Un coup de coeur de Mollat
Certains auteurs aiment à creuser le même sillon. C'est le cas de Franck Bouysse, hanté par les paysages, la campagne, la nature, les lieux. Ne vous y trompez pas, il est bien question ici de roman policier, mais dans le contexte original d'un ancrage terrien - ce qui n'est pas si fréquent en France, il faut le reconnaître…
Votre libraire avait déjà été conquis par Grossir le ciel, son titre précédent (qui vient de paraître en livre de poche, à lire absolument !), cruelle tragédie se déroulant dans un coin paumé des Cévennes. Les premières pages de Plateau, qui vient de paraître, campent le décor du plateau de Millevaches : Les arbres, quand il y en a, on ne sait dans quelle matière ni jusqu'où ils vont puiser le sens de leur vie, dans quelle terre ruissellent leurs racines, sur quel magma la graine a bien pu germer en enfanter, avec l'unique projet de subir le vent, le froid, la neige et parfois la brûlure…
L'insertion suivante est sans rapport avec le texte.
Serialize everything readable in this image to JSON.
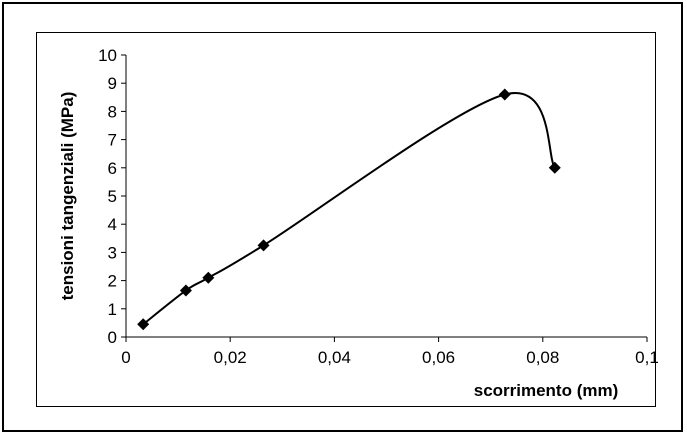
{
  "chart_data": {
    "type": "scatter",
    "title": "",
    "xlabel": "scorrimento (mm)",
    "ylabel": "tensioni tangenziali (MPa)",
    "xlim": [
      0,
      0.1
    ],
    "ylim": [
      0,
      10
    ],
    "x_ticks": [
      "0",
      "0,02",
      "0,04",
      "0,06",
      "0,08",
      "0,1"
    ],
    "y_ticks": [
      "0",
      "1",
      "2",
      "3",
      "4",
      "5",
      "6",
      "7",
      "8",
      "9",
      "10"
    ],
    "grid": false,
    "legend": "none",
    "marker": "diamond",
    "line": "smooth",
    "series": [
      {
        "x": [
          0.0033,
          0.0115,
          0.0158,
          0.0264,
          0.0727,
          0.0823
        ],
        "y": [
          0.45,
          1.65,
          2.1,
          3.25,
          8.6,
          6.0
        ]
      }
    ]
  }
}
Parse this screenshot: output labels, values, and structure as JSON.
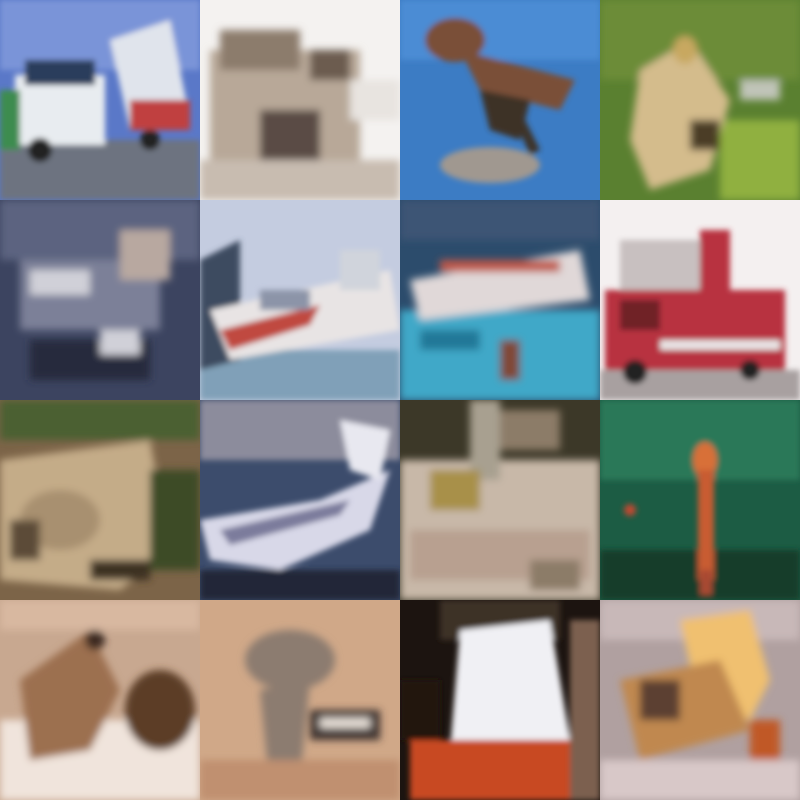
{
  "image_grid": {
    "rows": 4,
    "cols": 4,
    "tiles": [
      {
        "subject": "truck",
        "colors": {
          "sky": "#5a78c8",
          "road": "#6d7380",
          "body": "#e8ecf0",
          "accent": "#c04040"
        }
      },
      {
        "subject": "building",
        "colors": {
          "sky": "#f4f2f0",
          "main": "#b8a898",
          "dark": "#5a4c44",
          "ground": "#c8bcb0"
        }
      },
      {
        "subject": "bird-flying",
        "colors": {
          "sky": "#3c7cc4",
          "body": "#7a5038",
          "belly": "#a09890",
          "dark": "#3c3028"
        }
      },
      {
        "subject": "animal-grass",
        "colors": {
          "bg": "#5a8030",
          "light": "#90b040",
          "body": "#d4bc8c",
          "dark": "#4c3c28"
        }
      },
      {
        "subject": "ship-dark",
        "colors": {
          "bg": "#3c4460",
          "light": "#d0d0d8",
          "mid": "#7c8098",
          "dark": "#282c3c"
        }
      },
      {
        "subject": "ship",
        "colors": {
          "sky": "#c4cce0",
          "water": "#80a0b8",
          "hull": "#e8e4e4",
          "accent": "#c04840"
        }
      },
      {
        "subject": "ship-water",
        "colors": {
          "bg": "#2c4c6c",
          "water": "#40a8c8",
          "hull": "#e0d8d8",
          "accent": "#c05848"
        }
      },
      {
        "subject": "red-truck",
        "colors": {
          "sky": "#f4f0f0",
          "road": "#a8a0a0",
          "body": "#b83040",
          "dark": "#702028"
        }
      },
      {
        "subject": "frog",
        "colors": {
          "bg": "#7c6448",
          "light": "#c4ac88",
          "dark": "#3c3020",
          "leaf": "#4c6030"
        }
      },
      {
        "subject": "boat-close",
        "colors": {
          "bg": "#3c4c6c",
          "hull": "#d8d8e8",
          "mid": "#8c8c9c",
          "dark": "#202838"
        }
      },
      {
        "subject": "dog-ground",
        "colors": {
          "bg": "#3c3828",
          "ground": "#c8b8a8",
          "mid": "#8c7c68",
          "accent": "#a89048"
        }
      },
      {
        "subject": "bird-green",
        "colors": {
          "bg": "#1c5c44",
          "light": "#2c7858",
          "accent": "#d87038",
          "dark": "#143c2c"
        }
      },
      {
        "subject": "cat",
        "colors": {
          "bg": "#c8a890",
          "light": "#f0e4dc",
          "fur": "#9c7050",
          "dark": "#5c3c28"
        }
      },
      {
        "subject": "horse",
        "colors": {
          "bg": "#d0a888",
          "mid": "#8c7c70",
          "dark": "#403430",
          "light": "#e8e0d8"
        }
      },
      {
        "subject": "dark-scene",
        "colors": {
          "bg": "#1c1410",
          "light": "#f0f0f4",
          "accent": "#c84820",
          "mid": "#7c6050"
        }
      },
      {
        "subject": "animal-orange",
        "colors": {
          "bg": "#b0a0a0",
          "light": "#f0c070",
          "body": "#c08850",
          "dark": "#5c4030"
        }
      }
    ]
  }
}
La description et la langue, belle et torturée, augurent de l'ambiance, où les hommes se confrontent à l'hostilité du climat, à la rudesse de la terre. On fait ainsi la connaissance de Karl, qui s'est installé dans la région il y a quelques années, après avoir racheté la ferme du vieux Clovis, mort de froid un hiver. De Virgile, qui est en train de devenir aveugle et qui, entre deux travaux des champs, passe son temps à surveiller Judith, sa femme malade, qui perd la tête de jour en jour. De Georges, leur neveu, qui vit dans une caravane, avec ses failles : la mort de ses parents quand il avait 4 ans, dont il ne s'est jamais remis. D'un mystérieux chasseur qui guette dans l'ombre… L'arrivée de Cory (Coralie), fuyant un mari qui la bat, va venir bouleverser tout ce petit monde. L'auteur fait monter la tension, insidieusement, et construit son histoire sur fond de destins implacables et accablants. On referme le livre avec le sentiment hanté d'avoir lu du grand noir, tragique et puissant.